Has this happened recently to you? You're on a flight bound for San Francisco, and the pilot comes over the loudspeaker and announces you will be arriving in "San Fran" at such-and-such a time? Or you read a tweet asking about the weather in "San Fran?" (It's summer. It's foggy. Why do you ask? And if you want to save characters in your 140 limit, use the letters "SF." It's shorter.)
Even some recent transplants call their new home "San Fran." At times like these I'm reminded of the old Herb Caen header, "Don't Call it Frisco," and want to shout "Don't call it San Fran!"
Where did "San Fran" come from, anyway? I blame Southern California, or SoCal, as they like to call it. SoCal is where "the I-5 meets the 405 on the way to the PCH in the O.C." I grew up in Orange County, not the "OC," the title of a TV show, for heaven's sake. I wrote to the author of an (otherwise) terrific book for young adults set in a near-future San Francisco, complaining about his characters hopping on "the BART." THE BART??? He acknowledged the error and said he'd written the book while living in Los Angeles.

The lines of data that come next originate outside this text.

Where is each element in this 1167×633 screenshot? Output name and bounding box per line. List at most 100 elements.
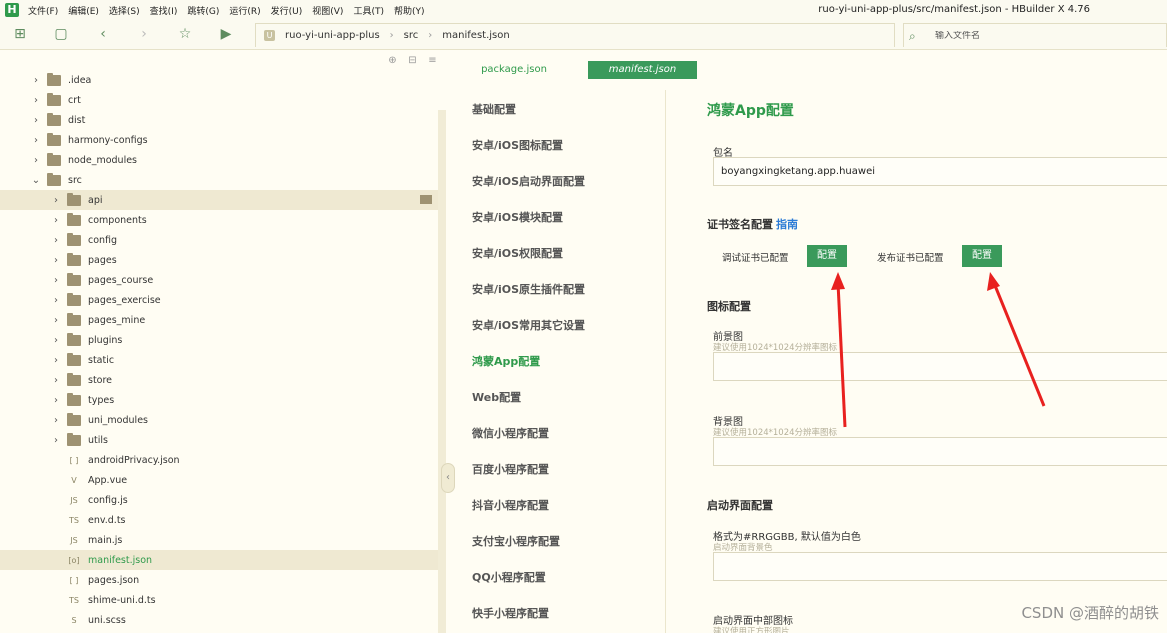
chevron-right-icon[interactable]: › xyxy=(30,115,42,126)
tree-item[interactable]: › config xyxy=(0,230,438,250)
tree-item-label: components xyxy=(88,214,147,226)
tree-item[interactable]: › crt xyxy=(0,90,438,110)
folder-icon xyxy=(67,392,81,406)
chevron-right-icon[interactable]: › xyxy=(50,335,62,346)
nav-app-modules[interactable]: 安卓/iOS模块配置 xyxy=(472,209,563,225)
nav-app-permissions[interactable]: 安卓/iOS权限配置 xyxy=(472,245,563,261)
folder-icon[interactable] xyxy=(420,195,432,204)
nav-douyin[interactable]: 抖音小程序配置 xyxy=(472,497,549,513)
tree-item[interactable]: › plugins xyxy=(0,330,438,350)
tree-item[interactable]: JS main.js xyxy=(0,530,438,550)
chevron-right-icon[interactable]: › xyxy=(50,395,62,406)
menu-view[interactable]: 视图(V) xyxy=(312,4,343,17)
chevron-right-icon[interactable]: › xyxy=(50,195,62,206)
tree-item[interactable]: [ ] androidPrivacy.json xyxy=(0,450,438,470)
foreground-input[interactable] xyxy=(713,352,1167,381)
nav-app-native-plugins[interactable]: 安卓/iOS原生插件配置 xyxy=(472,281,585,297)
tree-menu-icon[interactable]: ≡ xyxy=(427,55,438,66)
file-search-input[interactable] xyxy=(935,30,1135,41)
menu-select[interactable]: 选择(S) xyxy=(109,4,140,17)
breadcrumb-src[interactable]: src xyxy=(404,30,419,41)
tree-item[interactable]: V App.vue xyxy=(0,470,438,490)
nav-harmony[interactable]: 鸿蒙App配置 xyxy=(472,353,540,369)
nav-app-splash[interactable]: 安卓/iOS启动界面配置 xyxy=(472,173,585,189)
chevron-right-icon[interactable]: › xyxy=(30,75,42,86)
collapse-all-icon[interactable]: ⊟ xyxy=(407,55,418,66)
tree-item[interactable]: › static xyxy=(0,350,438,370)
tree-item-label: main.js xyxy=(88,534,123,546)
menu-file[interactable]: 文件(F) xyxy=(28,4,58,17)
tab-package-json[interactable]: package.json xyxy=(478,61,550,79)
tree-item[interactable]: TS shime-uni.d.ts xyxy=(0,590,438,610)
menu-edit[interactable]: 编辑(E) xyxy=(68,4,99,17)
nav-alipay[interactable]: 支付宝小程序配置 xyxy=(472,533,560,549)
nav-basic[interactable]: 基础配置 xyxy=(472,101,516,117)
breadcrumb-project[interactable]: ruo-yi-uni-app-plus xyxy=(285,30,380,41)
nav-baidu[interactable]: 百度小程序配置 xyxy=(472,461,549,477)
star-icon[interactable]: ☆ xyxy=(177,26,193,42)
chevron-right-icon[interactable]: › xyxy=(50,435,62,446)
chevron-right-icon[interactable]: › xyxy=(30,155,42,166)
cert-guide-link[interactable]: 指南 xyxy=(776,218,798,231)
chevron-right-icon[interactable]: › xyxy=(50,415,62,426)
watermark: CSDN @酒醉的胡铁 xyxy=(1021,604,1159,622)
menu-tools[interactable]: 工具(T) xyxy=(353,4,384,17)
tree-item[interactable]: › pages_exercise xyxy=(0,290,438,310)
tree-item[interactable]: › utils xyxy=(0,430,438,450)
background-input[interactable] xyxy=(713,437,1167,466)
menu-publish[interactable]: 发行(U) xyxy=(271,4,303,17)
chevron-right-icon[interactable]: › xyxy=(50,295,62,306)
chevron-right-icon[interactable]: › xyxy=(50,375,62,386)
release-cert-config-button[interactable]: 配置 xyxy=(962,245,1002,267)
tree-item[interactable]: [o] manifest.json xyxy=(0,550,438,570)
tree-item[interactable]: › types xyxy=(0,390,438,410)
tree-item[interactable]: › pages xyxy=(0,250,438,270)
nav-weixin[interactable]: 微信小程序配置 xyxy=(472,425,549,441)
chevron-right-icon[interactable]: › xyxy=(30,135,42,146)
menu-goto[interactable]: 跳转(G) xyxy=(187,4,219,17)
back-arrow-icon[interactable]: ‹ xyxy=(95,26,111,42)
chevron-right-icon[interactable]: › xyxy=(50,235,62,246)
tree-item[interactable]: Suni.scss xyxy=(0,610,438,630)
chevron-right-icon[interactable]: › xyxy=(50,315,62,326)
chevron-right-icon[interactable]: › xyxy=(50,215,62,226)
new-file-icon[interactable]: ⊞ xyxy=(12,26,28,42)
tree-item[interactable]: JS config.js xyxy=(0,490,438,510)
tree-item[interactable]: › .idea xyxy=(0,70,438,90)
chevron-right-icon[interactable]: › xyxy=(50,255,62,266)
splash-color-input[interactable] xyxy=(713,552,1167,581)
tree-item[interactable]: › harmony-configs xyxy=(0,130,438,150)
tree-scrollbar[interactable] xyxy=(438,110,446,633)
nav-web[interactable]: Web配置 xyxy=(472,389,521,405)
tree-item[interactable]: › components xyxy=(0,210,438,230)
nav-kuaishou[interactable]: 快手小程序配置 xyxy=(472,605,549,621)
run-icon[interactable]: ▶ xyxy=(218,26,234,42)
nav-qq[interactable]: QQ小程序配置 xyxy=(472,569,546,585)
tree-item[interactable]: TS env.d.ts xyxy=(0,510,438,530)
forward-arrow-icon[interactable]: › xyxy=(136,26,152,42)
tree-item[interactable]: [ ] pages.json xyxy=(0,570,438,590)
chevron-right-icon[interactable]: › xyxy=(30,95,42,106)
breadcrumb-file[interactable]: manifest.json xyxy=(442,30,509,41)
chevron-right-icon[interactable]: › xyxy=(50,275,62,286)
tree-item[interactable]: › uni_modules xyxy=(0,410,438,430)
menu-find[interactable]: 查找(I) xyxy=(150,4,178,17)
debug-cert-config-button[interactable]: 配置 xyxy=(807,245,847,267)
tree-item[interactable]: › node_modules xyxy=(0,150,438,170)
menu-help[interactable]: 帮助(Y) xyxy=(394,4,425,17)
chevron-right-icon[interactable]: › xyxy=(50,355,62,366)
chevron-down-icon[interactable]: ⌄ xyxy=(30,175,42,186)
nav-app-icon[interactable]: 安卓/iOS图标配置 xyxy=(472,137,563,153)
package-name-input[interactable]: boyangxingketang.app.huawei xyxy=(713,157,1167,186)
save-icon[interactable]: ▢ xyxy=(53,26,69,42)
nav-app-other[interactable]: 安卓/iOS常用其它设置 xyxy=(472,317,585,333)
tree-item[interactable]: ⌄ src xyxy=(0,170,438,190)
locate-icon[interactable]: ⊕ xyxy=(387,55,398,66)
tree-item[interactable]: › store xyxy=(0,370,438,390)
tree-item[interactable]: › pages_course xyxy=(0,270,438,290)
tree-item[interactable]: › pages_mine xyxy=(0,310,438,330)
tree-item[interactable]: › api xyxy=(0,190,438,210)
tab-manifest-json[interactable]: manifest.json xyxy=(588,61,697,79)
menu-run[interactable]: 运行(R) xyxy=(229,4,260,17)
tree-item[interactable]: › dist xyxy=(0,110,438,130)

I knew it! There's no hope of Northern California breaking away from the South, but must we allow them to invade our language?
"NorCal" doesn't grate on me as much as "San Fran," or a "the" tacked onto every freeway or form of public transportation. It's used in youth sports leagues. My daughters tell me there's another term teens are using: "the Bay," instead of the "Bay Area." Well, if someone told me she's "from the Bay," I'd be tempted to ask if she'd toweled off when she got out of the water. Or: Are you amphibious?
Newspapers, long may they live, still use "Calif." for our state instead of the unkind-to-look-at, dreadful-to-pronounce two-letter abbreviation, capital C, capital A, which is really appropriate only on snail mail. It was invented by the U.S. Postal Service for its address reading machines, and to make room for ZIP codes on envelopes.